Portugal tem de encontrar urgentemente soluções para o elevado
nível de desemprego, em especial para o desemprego nos jovens, mas a
verdade é que ao mesmo tempo precisa de começar a pensar em
soluções de médio prazo para incentivar os jovens que emigraram a
voltar ao seu país. A situação económica irá melhorar, só não
sabemos quando.

No entanto, isso não é razão para que não se
comece agora a trabalhar para o futuro. Temos de deixar de aplicar
políticas com horizontes temporais de apenas quatro anos, correspondendo
unicamente a resultados durante os mandatos políticos. Investimos
milhões nos nossos jovens, incentivámos estes para que estudassem e
aprendessem no estrangeiro, e por isso, agora também temos de ter
mecanismos para que esses mesmos jovens, possam no médio prazo,
devolver ao seu país os resultados dessas aprendizagens e
experiências.

A Suécia tem coisas menos boas, como Portugal também as tem. Tem
coisas fantásticas como Portugal também as tem. Quem embarca numa
aventura destas, tem de se soltar do saudosismo e aproveitar tudo o
que há de melhor num país estrangeiro e promover tudo o que temos
de melhor no nosso Portugal.

Dez jovens emigrantes

A Ana Luísa está a tirar o doutoramento em Neurociências no Karolinska Institute, debruçando-se sobre uma área específica: criatividade musical. Chegou à Suécia há cerca de um ano.

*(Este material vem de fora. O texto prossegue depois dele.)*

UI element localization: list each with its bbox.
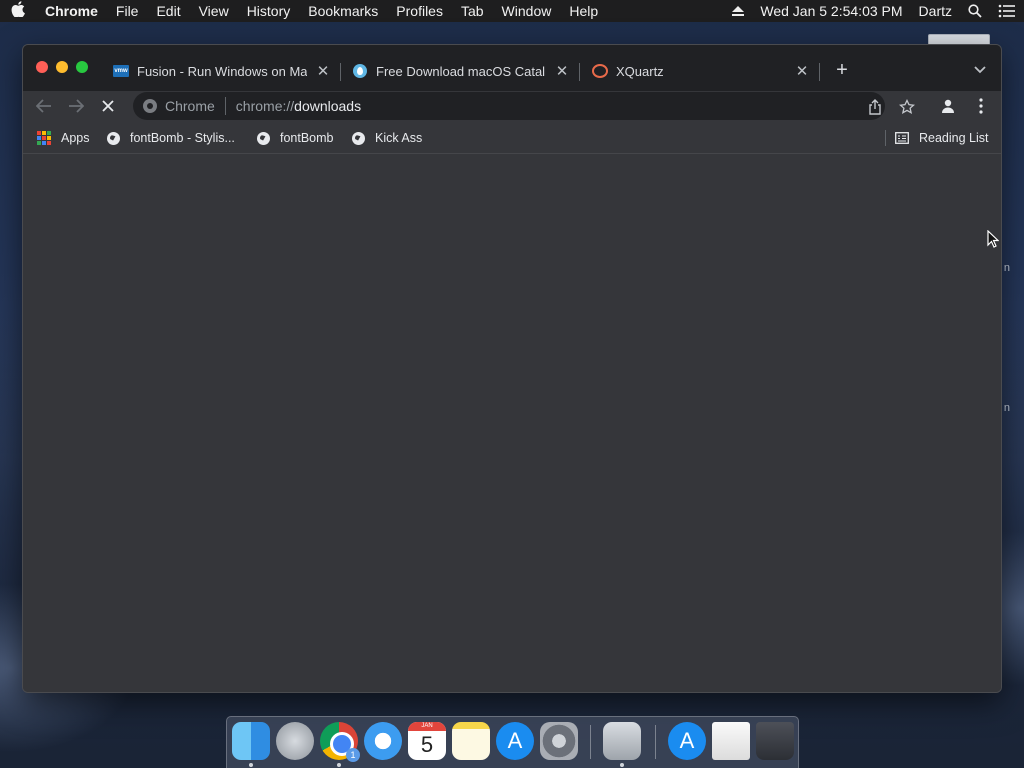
menu-profiles[interactable]: Profiles [387, 3, 452, 19]
chrome-menu-icon[interactable] [968, 93, 994, 119]
menu-help[interactable]: Help [560, 3, 607, 19]
tab-title: XQuartz [616, 63, 664, 79]
chrome-download-badge: 1 [346, 748, 360, 762]
tab-separator [340, 63, 341, 81]
running-indicator [620, 763, 624, 767]
url-scheme: chrome:// [235, 98, 295, 114]
notes-icon[interactable] [452, 722, 490, 760]
browser-window: vmw Fusion - Run Windows on Mac ✕ Free D… [22, 44, 1002, 693]
toolbar: Chrome chrome://downloads [23, 91, 1001, 121]
spotlight-search-icon[interactable] [960, 4, 990, 18]
globe-icon [106, 131, 120, 145]
bookmark-label: fontBomb [280, 131, 334, 145]
tab-close-icon[interactable]: ✕ [315, 63, 331, 80]
menu-bookmarks[interactable]: Bookmarks [299, 3, 387, 19]
chrome-logo-icon [143, 99, 157, 113]
vmware-icon: vmw [113, 63, 129, 79]
bookmark-star-icon[interactable] [899, 99, 915, 115]
tab-fusion[interactable]: vmw Fusion - Run Windows on Mac ✕ [113, 58, 331, 84]
bookmark-label: fontBomb - Stylis... [130, 131, 235, 145]
desktop-label-fragment: n [1003, 262, 1010, 274]
xquartz-icon [592, 63, 608, 79]
globe-icon [351, 131, 365, 145]
bookmark-fontbomb[interactable]: fontBomb [256, 129, 334, 147]
bookmarks-bar: Apps fontBomb - Stylis... fontBomb Kick … [23, 121, 1001, 154]
menu-app-name[interactable]: Chrome [36, 3, 107, 19]
chrome-icon[interactable]: 1 [320, 722, 360, 762]
reading-list-label: Reading List [919, 131, 989, 145]
system-preferences-icon[interactable] [540, 722, 578, 760]
trash-icon[interactable] [756, 722, 794, 760]
bookmark-apps[interactable]: Apps [37, 129, 90, 147]
drop-icon [352, 63, 368, 79]
notification-center-icon[interactable] [990, 4, 1024, 18]
menu-user[interactable]: Dartz [911, 3, 960, 19]
dock: 1 JAN 5 A A [226, 716, 799, 768]
bookmarks-separator [885, 130, 886, 146]
bookmark-fontbomb-stylish[interactable]: fontBomb - Stylis... [106, 129, 235, 147]
finder-icon[interactable] [232, 722, 270, 760]
app-store-icon[interactable]: A [496, 722, 534, 760]
back-button[interactable] [31, 93, 57, 119]
tab-separator [579, 63, 580, 81]
mouse-cursor-icon [987, 229, 1000, 253]
running-indicator [249, 763, 253, 767]
menu-window[interactable]: Window [493, 3, 561, 19]
stop-loading-button[interactable] [95, 93, 121, 119]
tab-title: Fusion - Run Windows on Mac [137, 63, 307, 79]
chip-label: Chrome [165, 98, 215, 114]
reading-list-button[interactable]: Reading List [895, 129, 989, 147]
share-icon[interactable] [867, 99, 883, 115]
menu-tab[interactable]: Tab [452, 3, 493, 19]
calendar-icon[interactable]: JAN 5 [408, 722, 446, 760]
address-bar[interactable]: Chrome chrome://downloads [133, 92, 915, 120]
window-controls [36, 61, 88, 73]
apple-menu-icon[interactable] [0, 1, 36, 21]
downloads-stack-icon[interactable] [603, 722, 641, 760]
tab-strip: vmw Fusion - Run Windows on Mac ✕ Free D… [23, 45, 1001, 91]
chrome-page-chip[interactable]: Chrome [133, 98, 215, 114]
url-host: downloads [294, 98, 362, 114]
safari-icon[interactable] [364, 722, 402, 760]
bookmark-label: Apps [61, 131, 90, 145]
apps-grid-icon [37, 131, 51, 145]
menu-edit[interactable]: Edit [147, 3, 189, 19]
bookmark-kick-ass[interactable]: Kick Ass [351, 129, 422, 147]
menu-view[interactable]: View [190, 3, 238, 19]
window-minimize-button[interactable] [56, 61, 68, 73]
page-content-area [23, 155, 1001, 692]
tab-separator [819, 63, 820, 81]
launchpad-icon[interactable] [276, 722, 314, 760]
tab-close-icon[interactable]: ✕ [794, 63, 810, 80]
documents-stack-icon[interactable] [712, 722, 750, 760]
tab-title: Free Download macOS Catalina [376, 63, 546, 79]
dock-separator [590, 725, 591, 759]
menu-bar: Chrome File Edit View History Bookmarks … [0, 0, 1024, 22]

O Bruno está a frequentar um mestrado em Ciência Política na Universidade de Estocolmo, e ao mesmo tempo que procura um desafio profissional está a criar a Associação de Jovens Portugueses em Estocolmo.

A Catarina, responsável pelo Centro de Língua Portuguesa do Instituto Camões e conselheira cultural da Embaixada de Portugal na Suécia, já vive em Estocolmo há quase cinco anos.

A Filipa, enfermeira, esteve na Irlanda dois anos depois de um Erasmus na Suécia e regressou a Estocolmo para tirar um mestrado em Economia da Saúde. Agora, está a tirar o doutoramento em Economia da Saúde na Universidade de Uppsala.

A Inês veio à aventura para a Suécia há três meses, deixando um negócio em Portugal para trás; é arquiteta e encontrou trabalho na área de Decoração de Interiores.

A Marta conheceu o marido sueco em Portugal, onde ambos trabalhavam. Há cerca de um ano, fizeram as malas e vieram para Estocolmo com o filho de três anos. Psicóloga, recomeçou o doutoramento.

O Nuno, licenciado em Literatura Portuguesa, veio para a Suécia há cinco anos, à procura de trabalho na área da tradução. Agora está a desenvolver o seu doutoramento no ISPLA (Departamento de Espanhol, Português e Estudos Latino-Americanos da Universidade de Estocolmo).

O Ruben, com formação em Gestão está, como eu, a fazer o Estágio Inov Contacto, durante os próximos cinco meses. Pensa regressar a Portugal, para desenvolver projetos relacionados com o empreendedorismo social.

A Sara veio com o Ruben para Estocolmo para uma aventura de seis meses. Já encontrou trabalho na área de Comunicação e Organização de eventos. Depois, o limite é o mundo.

O Tiago, com formação na área da Bioquímica, já correu meio mundo entre desafios profissionais e viagens. Agora, regressou ao país onde fez Erasmus e está à procura de um novo desafio profissional. Começou recentemente um pós-doutoramento no Instituto Karolinska.